Der Bauherr ist ein Geschäftsmann aus Petershausen. Er hatte das Grundstück gekauft, ließ das darauf stehende Einfamilienhaus abreißen und reichte einen Bauantrag für zwei Doppelhäuser mit Tiefgarage ein. Eine Doppelhaushälfte ist für Sohn und Schwiegertochter, die drei anderen werden vermietet. Für die Nachbarn ist die "Massierung der Baukörper" städtebaulich nicht begründbar. Sie halten die vier

Doppelhaushälften auf dem Grundstück für eine "extreme Bauverdichtung". Doch nicht nur an der Dichte der Bebauung stören sich die Nachbarn, sondern auch daran, dass in ihren Augen die Baulinie massiv überschritten werde. Genau das habe er im Stadtrat auch kritisiert, sagte der CSU-Fraktionschef Christian Stangl, der nicht weit entfernt ebenfalls in der Burgfriedenstraße wohnt. Allerdings vergeblich: Denn in einem solchen Fall könne nach der Geschäftsordnung des Stadtrats das Bauamt allein entscheiden, weil es um weniger als zehn Wohnungen gehe. "Es ist formal korrekt, dass auf dem Verwaltungswege entschieden wurde", sagt Stangl bedauernd. Er habe von dem Projekt, das er ebenfalls für zu dicht hält, nichts gewusst. "Erst als die Bagger angerollt sind."

Herta Sedlmeier, eine der Wortführerinnen der Anwohner, berichtet, dass eine Familie wegen des Neubaus, durch den der überwiegende Teil des Grundstücks versiegelt wird, sogar einen alten Baum habe schneiden müssen. Das von den Stadträten im vergangenen Sommer beschlossene Programm zur Förderung von Begrünungsmaßnahmen werde durch eine solche Baugenehmigung in ihren Augen ad absurdum geführt. Der Bauherr partizipiere mit seinem verdichteten Projekt momentan noch vom Grün der Nachbarn. Doch wenn es so weitergehe an der Burgfriedenstraße, "dann verliert unsere Stadt an Lebensqualität und Charme".

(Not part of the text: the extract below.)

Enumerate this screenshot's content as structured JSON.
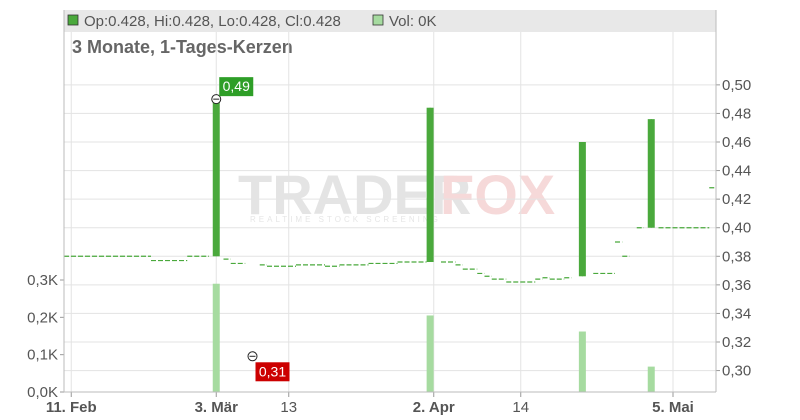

Ein weiterer Punkt, an dem sich die Anwohner stören, ist, dass bei diesem Vorhaben ein Bau in zweiter Reihe erlaubt worden sei. "Vorher soll Dachauer Interessenten mitgeteilt worden sein, dass neben dem Einfamilienhaus keine weitere Bebauung möglich sei", heißt es im Schreiben. Die frühere Stadträtin Gabriele Steinlechner, die sich für das Grundstück Nummer 21 interessierte, bestätigt der SZ, dass sie die Auskunft erhalten habe, dass sie in den Garten nichts hineinbauen dürfe. "Dann haben wir von dem Grundstück die Finger gelassen."

Aus Datenschutzgründen möchte Bauamtsleiter Simon dazu gar nichts sagen. Doch er betont, dass nach Paragraf 34 des Baugesetzbuchs Baurecht bestehe. Dieser Paragraf greift, wenn keine Bauleitplanung besteht. Das jeweilige Vorhaben muss sich danach in die Umgebung einfügen, was sowohl die Anwohner wie CSU-Stadtrat Stangl bezweifeln. Doch Simon erklärt, dass es zu seinem Leidwesen um die Ecke einen Präzedenzfall gebe. "Es hat mich sehr geschmerzt, die Genehmigung erteilen zu müssen", sagt er. Andernfalls hätte der Bauherr klagen können.

Beim Thema Verdichtung überhaupt stelle sich für den Bauamtsleiter die Frage: "Was ist die Alternative? Wollen wir, dass die lieber am Stadtrand bauen? Der Druck ist da."